Using super-resolution imaging of kidney tissue, we found that dedifferentiated PTCs had greatly reduced mitochondrial volume and network length, indicating mitochondrial fragmentation. In vitro, AA treatment reproduced this phenotype by inducing mitochondrial fragmentation early after injury, which was followed by dedifferentiation at later time points. Pharmacological inhibition of mitochondrial fragmentation prevented PTC dedifferentiation.

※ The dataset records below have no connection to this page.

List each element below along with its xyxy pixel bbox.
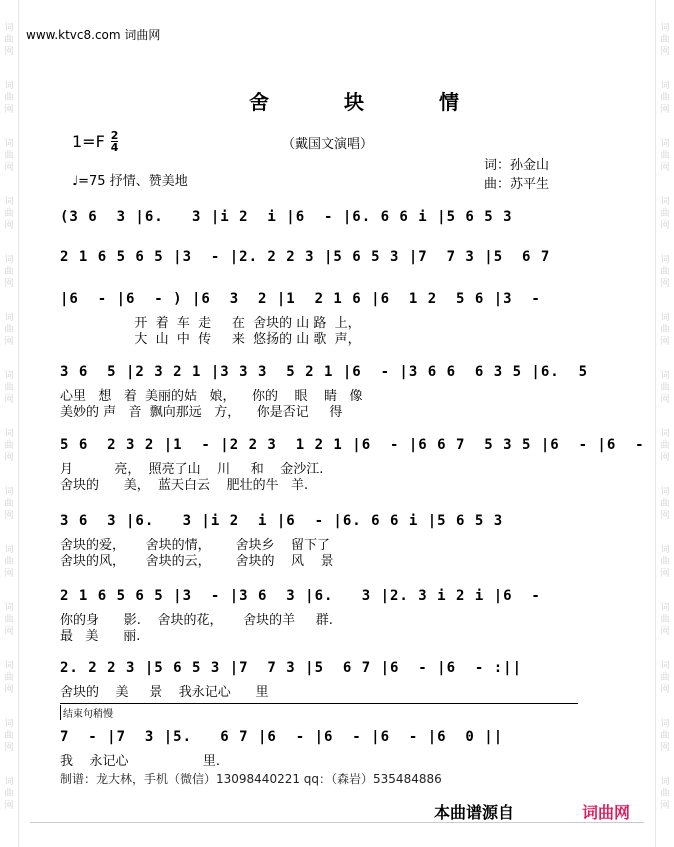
singer-credit: （戴国文演唱） [282, 137, 374, 152]
watermark-char: 曲 [4, 35, 14, 45]
watermark-char: 曲 [4, 93, 14, 103]
watermark-char: 词 [4, 23, 14, 33]
watermark-char: 词 [660, 23, 670, 33]
watermark-char: 词 [660, 255, 670, 265]
watermark-char: 词 [4, 545, 14, 555]
watermark-char: 网 [4, 685, 14, 695]
watermark-char: 网 [660, 279, 670, 289]
key-label: 1=F [72, 132, 105, 151]
right-watermark-strip [655, 0, 674, 847]
notation-line: 2 1 6 5 6 5 |3 - |3 6 3 |6. 3 |2. 3 i 2 i |6 - [60, 588, 541, 604]
footer-divider [30, 822, 644, 823]
song-title: 舍 块 情 [249, 90, 493, 114]
watermark-char: 网 [660, 395, 670, 405]
watermark-char: 曲 [660, 731, 670, 741]
notation-line: 3 6 3 |6. 3 |i 2 i |6 - |6. 6 6 i |5 6 5 3 [60, 513, 504, 529]
watermark-char: 曲 [660, 557, 670, 567]
watermark-char: 曲 [4, 731, 14, 741]
watermark-char: 词 [660, 139, 670, 149]
watermark-char: 网 [660, 453, 670, 463]
lyric-line: 舍块的 美， 蓝天白云 肥壮的牛 羊. [60, 478, 309, 493]
transcriber-credit: 制谱：龙大林，手机（微信）13098440221 qq：（森岩）535484886 [60, 772, 442, 786]
watermark-char: 词 [4, 487, 14, 497]
watermark-char: 曲 [4, 557, 14, 567]
notation-line: |6 - |6 - ) |6 3 2 |1 2 1 6 |6 1 2 5 6 |3 - [60, 291, 541, 307]
watermark-char: 曲 [4, 673, 14, 683]
watermark-char: 网 [4, 569, 14, 579]
watermark-char: 网 [4, 511, 14, 521]
watermark-char: 词 [660, 603, 670, 613]
lyric-line: 开 着 车 走 在 舍块的 山 路 上， [60, 316, 361, 331]
watermark-char: 词 [4, 429, 14, 439]
watermark-char: 曲 [4, 441, 14, 451]
watermark-char: 曲 [4, 267, 14, 277]
notation-line: 5 6 2 3 2 |1 - |2 2 3 1 2 1 |6 - |6 6 7 5 3 5 |6 - |6 - [60, 437, 645, 453]
watermark-char: 曲 [660, 441, 670, 451]
watermark-char: 词 [4, 313, 14, 323]
watermark-char: 词 [4, 777, 14, 787]
lyric-line: 最 美 丽. [60, 629, 141, 644]
watermark-char: 曲 [4, 789, 14, 799]
watermark-char: 词 [4, 197, 14, 207]
watermark-char: 网 [4, 395, 14, 405]
time-signature: $\frac{2}{4}$ [110, 129, 119, 154]
watermark-char: 网 [4, 801, 14, 811]
watermark-char: 曲 [4, 325, 14, 335]
watermark-char: 曲 [660, 325, 670, 335]
notation-line: 2. 2 2 3 |5 6 5 3 |7 7 3 |5 6 7 |6 - |6 - :|| [60, 660, 523, 676]
watermark-char: 网 [660, 627, 670, 637]
watermark-char: 网 [4, 47, 14, 57]
composer: 曲：苏平生 [484, 177, 550, 192]
watermark-char: 网 [4, 453, 14, 463]
watermark-char: 网 [4, 105, 14, 115]
watermark-char: 词 [660, 429, 670, 439]
watermark-char: 网 [4, 221, 14, 231]
notation-line: 2 1 6 5 6 5 |3 - |2. 2 2 3 |5 6 5 3 |7 7 3 |5 6 7 [60, 249, 551, 265]
lyric-line: 我 永记心 里. [60, 754, 221, 769]
watermark-char: 曲 [660, 151, 670, 161]
tempo-marking: ♩=75 抒情、赞美地 [72, 174, 188, 189]
watermark-char: 词 [660, 371, 670, 381]
watermark-char: 网 [660, 221, 670, 231]
watermark-char: 词 [660, 197, 670, 207]
watermark-char: 词 [660, 81, 670, 91]
source-label: 本曲谱源自 [434, 803, 515, 822]
watermark-char: 网 [660, 105, 670, 115]
watermark-char: 网 [4, 627, 14, 637]
lyric-line: 月 亮， 照亮了山 川 和 金沙江. [60, 462, 324, 477]
notation-line: (3 6 3 |6. 3 |i 2 i |6 - |6. 6 6 i |5 6 5 3 [60, 209, 513, 225]
lyric-line: 你的身 影. 舍块的花， 舍块的羊 群. [60, 613, 333, 628]
watermark-char: 曲 [660, 789, 670, 799]
watermark-char: 网 [660, 163, 670, 173]
watermark-char: 网 [660, 569, 670, 579]
watermark-char: 词 [660, 719, 670, 729]
watermark-char: 词 [4, 255, 14, 265]
watermark-char: 网 [660, 685, 670, 695]
watermark-char: 曲 [660, 673, 670, 683]
watermark-char: 曲 [660, 615, 670, 625]
watermark-char: 词 [4, 139, 14, 149]
watermark-char: 曲 [4, 151, 14, 161]
watermark-char: 词 [660, 545, 670, 555]
watermark-char: 网 [4, 279, 14, 289]
watermark-char: 网 [660, 511, 670, 521]
watermark-char: 词 [4, 81, 14, 91]
watermark-char: 网 [4, 743, 14, 753]
watermark-char: 曲 [660, 383, 670, 393]
watermark-char: 网 [4, 163, 14, 173]
watermark-char: 词 [660, 313, 670, 323]
lyric-line: 大 山 中 传 来 悠扬的 山 歌 声， [60, 332, 361, 347]
lyric-line: 美妙的 声 音 飘向那远 方， 你是否记 得 [60, 405, 343, 420]
watermark-char: 曲 [4, 615, 14, 625]
watermark-char: 曲 [660, 93, 670, 103]
watermark-char: 词 [660, 777, 670, 787]
watermark-char: 网 [660, 801, 670, 811]
lyric-line: 舍块的爱， 舍块的情， 舍块乡 留下了 [60, 538, 330, 553]
watermark-char: 词 [660, 661, 670, 671]
author-credits [484, 156, 549, 194]
watermark-char: 词 [4, 661, 14, 671]
watermark-char: 词 [4, 371, 14, 381]
lyricist: 词：孙金山 [484, 158, 550, 173]
lyric-line: 舍块的风， 舍块的云， 舍块的 风 景 [60, 554, 334, 569]
watermark-char: 曲 [660, 499, 670, 509]
watermark-char: 网 [660, 743, 670, 753]
lyric-line: 心里 想 着 美丽的姑 娘， 你的 眼 睛 像 [60, 389, 363, 404]
watermark-char: 网 [660, 337, 670, 347]
notation-line: 7 - |7 3 |5. 6 7 |6 - |6 - |6 - |6 0 || [60, 729, 504, 745]
site-url[interactable]: www.ktvc8.com 词曲网 [26, 28, 161, 42]
lyric-line: 舍块的 美 景 我永记心 里 [60, 685, 269, 700]
brand-logo[interactable]: 词曲网 [582, 803, 631, 822]
watermark-char: 曲 [660, 209, 670, 219]
watermark-char: 词 [4, 603, 14, 613]
notation-line: 3 6 5 |2 3 2 1 |3 3 3 5 2 1 |6 - |3 6 6 6 3 5 |6. 5 [60, 364, 589, 380]
watermark-char: 网 [4, 337, 14, 347]
watermark-char: 曲 [660, 35, 670, 45]
watermark-char: 词 [4, 719, 14, 729]
left-watermark-strip [0, 0, 19, 847]
ending-label: 结束句稍慢 [60, 705, 113, 720]
watermark-char: 曲 [4, 209, 14, 219]
ending-bracket [60, 703, 578, 704]
watermark-char: 网 [660, 47, 670, 57]
watermark-char: 曲 [660, 267, 670, 277]
key-signature [72, 130, 118, 153]
watermark-char: 曲 [4, 383, 14, 393]
watermark-char: 曲 [4, 499, 14, 509]
watermark-char: 词 [660, 487, 670, 497]
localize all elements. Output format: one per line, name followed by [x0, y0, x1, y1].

Similarly, knocking out Drp1 in vivo after kidney injury improved mitochondrial morphology and reduced markers of dedifferentiation in all three injury models tested. Improved mitochondrial morphology was associated with reduced kidney fibrosis in all three models.


Inhibition of mitochondrial fragmentation prevents proximal tubular cell dedifferentiation and reduces renal fibrosis. Interventions targeting mitochondrial health may lead to novel therapeutics to improve chronic kidney injury.